Tuesday, May 31, 2016

The Happiness Makeover: How to Teach Yourself to Be Happy and Enjoy Every Day, M.J. Ryan


Henri de Toulouse-Lautrec, The Seated Clown (Mademoiselle Cha-U-Kao), 1896
(July 6) This was recommended by the Utne Reader... the excerpt suggested that it might be like Law of Attraction stuff… and that’s why I read it… I am always testing LoA against other theories… it’s never been completely contradicted by any other point of view I’ve read, but different people piece it together blindly, not seeing the freedom and agency of LoA, just the “truth” that being positive results in positivity… here in a similar vein the recommendations for happiness are consistent with LoA, but lack understanding of it… and I’m so happy to “get" LoA, because, otherwise, I would have to conclude that this is a book for really sad people, and it’s sad to think there are people who are this sad and who are glad for the morsels of comfort offered by this vague an approximation of LoA…

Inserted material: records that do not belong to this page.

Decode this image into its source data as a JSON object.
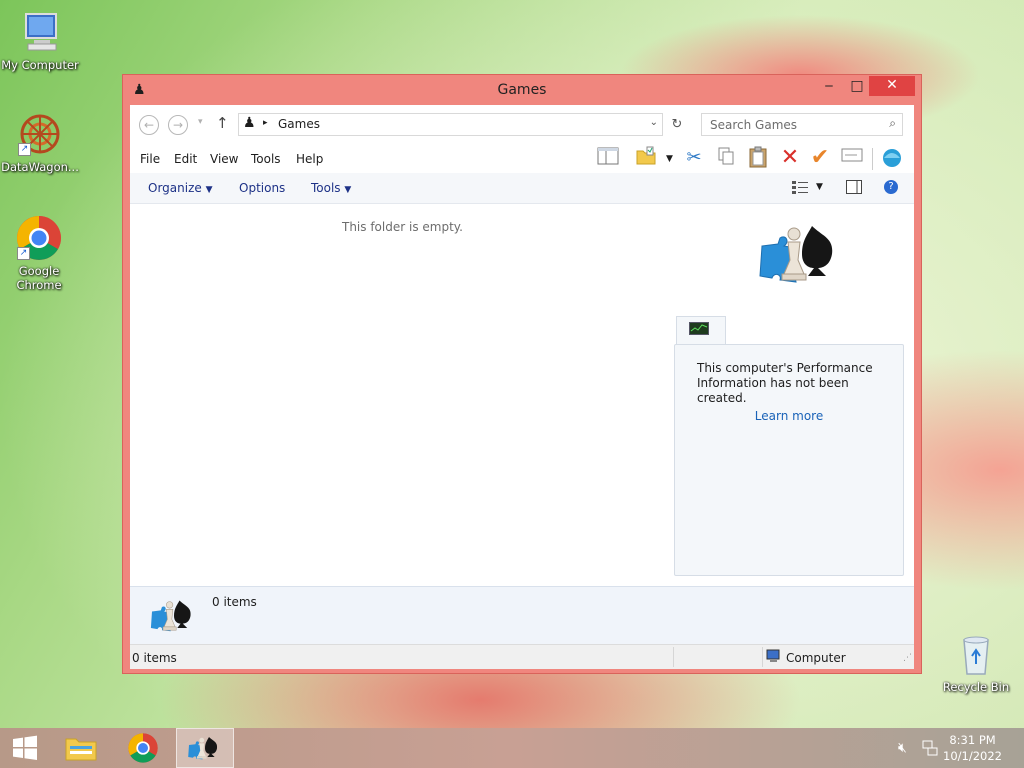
{
  "desktop": {
    "icons": [
      {
        "label": "My Computer"
      },
      {
        "label": "DataWagon..."
      },
      {
        "label": "Google Chrome"
      },
      {
        "label": "Recycle Bin"
      }
    ]
  },
  "window": {
    "title": "Games",
    "address": {
      "path": "Games"
    },
    "search": {
      "placeholder": "Search Games"
    },
    "menu": [
      "File",
      "Edit",
      "View",
      "Tools",
      "Help"
    ],
    "commands": {
      "organize": "Organize",
      "options": "Options",
      "tools": "Tools"
    },
    "content": {
      "empty_message": "This folder is empty."
    },
    "performance": {
      "message": "This computer's Performance Information has not been created.",
      "link": "Learn more"
    },
    "details": {
      "count": "0 items"
    },
    "status": {
      "left": "0 items",
      "right": "Computer"
    }
  },
  "taskbar": {
    "time": "8:31 PM",
    "date": "10/1/2022"
  },
  "colors": {
    "title_bar": "#f0867e",
    "close_button": "#e04343",
    "link": "#1a63b8",
    "command_text": "#1e3287"
  }
}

I’m giving it 2.5 stars because it’s a bit formulaic in construction… 1, 2, 3, a, b, c, anecdote from real life; analysis; solution… all these books are like this but you shouldn’t feel it happening with each chapter… in this book there were quite a few “anecdotes from life” that really didn’t suit the problem they were meant to illustrate, so those passages made you conscious of the formula grinding along, and then once or twice Ryan used her own situation of having to work on her books while others are lounging as an example of a happiness problem ...and so you think -- ugh, sorry you had to do this unhappy work for us

So that was odd

I think Ryan’s advice for gaining happiness is very good… I just feel it would help everyone more if she had the whole picture... there’s a reason gloom brings more gloom

[Added a year later (August 11, 2017): I was reading the Utne newsletter today and saw this title… and wondered, “Have I read this? It seems like the kind of thing I would enjoy.” So I didn’t remember I had read it at all and I had to come here to check. I see why I didn’t remember it.]